Later, as she came around the south-western approaches to the Orkneys, past the frozen shape of the Old Man of Hoy, she rolled more steeply, her forward well deck catching the incoming sea and letting it sweep lazily to the opposite side before gurgling away through the scuppers.
Then at last she turned her stern towards the land and headed west-northwest, and by noon, as the watch below prepared to eat their meal and the other half of the ship’s company closed up at defence stations, she had the sea to herself.
Lindsay remained on the open wing, his unlit pipe in his teeth, his eyes fixed on the tossing wilderness of waves and blown spume.
He was in the North Atlantic. He had come back.
‘Char, sir?’
Lindsay turned in his tall chair and took a cup from the bosun’s mate of the watch. As he held the hot metal against his lips he stared through the streaming windows and watched the solid arrowhead of the bows etched against the oncoming seas.
For eight days since leaving the buoy the scene had hardly changed.

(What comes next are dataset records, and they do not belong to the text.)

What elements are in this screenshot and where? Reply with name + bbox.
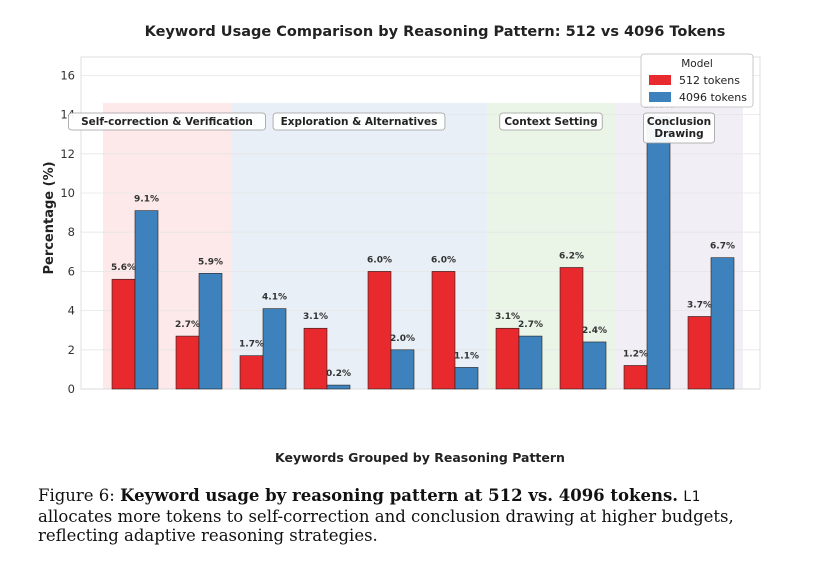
bar-4096-tokens: [582, 341, 607, 390]
bar-value-label: 1.1%: [454, 351, 479, 361]
bar-512-tokens: [495, 327, 520, 390]
bar-value-label: 4.1%: [262, 293, 287, 303]
y-tick-label: 6: [68, 264, 75, 278]
bar-512-tokens: [431, 271, 456, 390]
y-tick-label: 4: [68, 304, 75, 318]
group-label-box: [68, 112, 266, 131]
caption-title: Keyword usage by reasoning pattern at 51…: [120, 486, 678, 505]
bar-value-label: 1.2%: [623, 349, 648, 359]
figure-caption: Figure 6: Keyword usage by reasoning pat…: [38, 486, 778, 545]
bar-512-tokens: [367, 271, 392, 390]
bar-value-label: 6.7%: [710, 242, 735, 252]
bar-4096-tokens: [198, 273, 223, 390]
legend-label: 4096 tokens: [679, 91, 747, 104]
group-label-box: [272, 112, 446, 131]
bar-value-label: 0.2%: [326, 369, 351, 379]
bar-value-label: 3.1%: [495, 312, 520, 322]
legend-title: Model: [681, 58, 713, 70]
bar-512-tokens: [111, 278, 136, 390]
bar-512-tokens: [687, 316, 712, 390]
legend-label: 512 tokens: [679, 74, 740, 87]
y-tick-label: 8: [68, 225, 75, 239]
y-tick-label: 2: [68, 343, 75, 357]
legend-swatch: [649, 92, 671, 102]
bar-value-label: 6.0%: [431, 255, 456, 265]
bar-value-label: 6.0%: [367, 255, 392, 265]
model-name: L1: [683, 489, 701, 505]
bar-value-label: 2.7%: [518, 320, 543, 330]
chart-legend: Model 512 tokens 4096 tokens: [640, 53, 754, 108]
chart-figure: 0 2 4 6 8 10 12 14 16 5.6% 2.7% 1.7% 3.1% 6.0% 6.0% 3.…: [42, 24, 761, 465]
group-label: Context Setting: [504, 116, 597, 128]
group-label-box: [499, 112, 603, 131]
bar-4096-tokens: [646, 116, 671, 390]
plot-frame: [80, 56, 761, 390]
bar-4096-tokens: [710, 257, 735, 390]
x-axis-label: Keywords Grouped by Reasoning Pattern: [275, 450, 565, 465]
bar-4096-tokens: [390, 349, 415, 390]
bar-value-label: 1.7%: [239, 340, 264, 350]
bar-value-label: 5.6%: [111, 263, 136, 273]
bar-512-tokens: [303, 327, 328, 390]
bar-4096-tokens: [326, 384, 351, 390]
y-tick-label: 12: [60, 147, 75, 161]
group-label-box: [643, 112, 715, 144]
bar-value-label: 3.1%: [303, 312, 328, 322]
chart-title: Keyword Usage Comparison by Reasoning Pa…: [145, 24, 726, 40]
bar-value-label: 5.9%: [198, 257, 223, 267]
y-tick-label: 10: [60, 186, 75, 200]
bar-512-tokens: [559, 267, 584, 390]
group-label: Exploration & Alternatives: [281, 116, 438, 128]
bar-512-tokens: [623, 365, 648, 390]
bar-value-label: 3.7%: [687, 300, 712, 310]
bar-value-label: 6.2%: [559, 251, 584, 261]
y-tick-label: 0: [68, 382, 75, 396]
bar-4096-tokens: [262, 308, 287, 390]
y-axis-label: Percentage (%): [42, 161, 57, 274]
legend-swatch: [649, 75, 671, 85]
bar-value-label: 2.7%: [175, 320, 200, 330]
bar-4096-tokens: [454, 367, 479, 390]
bar-4096-tokens: [518, 335, 543, 390]
group-label: Self-correction & Verification: [81, 116, 253, 128]
bar-4096-tokens: [134, 210, 159, 390]
caption-body: allocates more tokens to self-correction…: [38, 507, 734, 545]
bar-512-tokens: [239, 355, 264, 390]
y-tick-label: 16: [60, 68, 75, 82]
group-label: Conclusion Drawing: [647, 116, 711, 140]
figure-label: Figure 6:: [38, 486, 115, 505]
bar-value-label: 2.0%: [390, 334, 415, 344]
bar-512-tokens: [175, 335, 200, 390]
bar-value-label: 9.1%: [134, 195, 159, 205]
bar-value-label: 2.4%: [582, 326, 607, 336]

The weather had, got colder, but that was to be expected as hour after hour the ship had ploughed her way to the north-west. And apart from some armed trawlers and a solitary corvette, they had sighted nothing. Just the sea, with its endless panorama of wavecrests and steep rollers.
He felt the deck vibrate as the stem smashed through one more bank of cascading water, and saw the feathers of spray spurting up through the hawsepipes as if from powerful hoses.
Stannard walked across the bridge, his lean bodyangled to the uneven motion.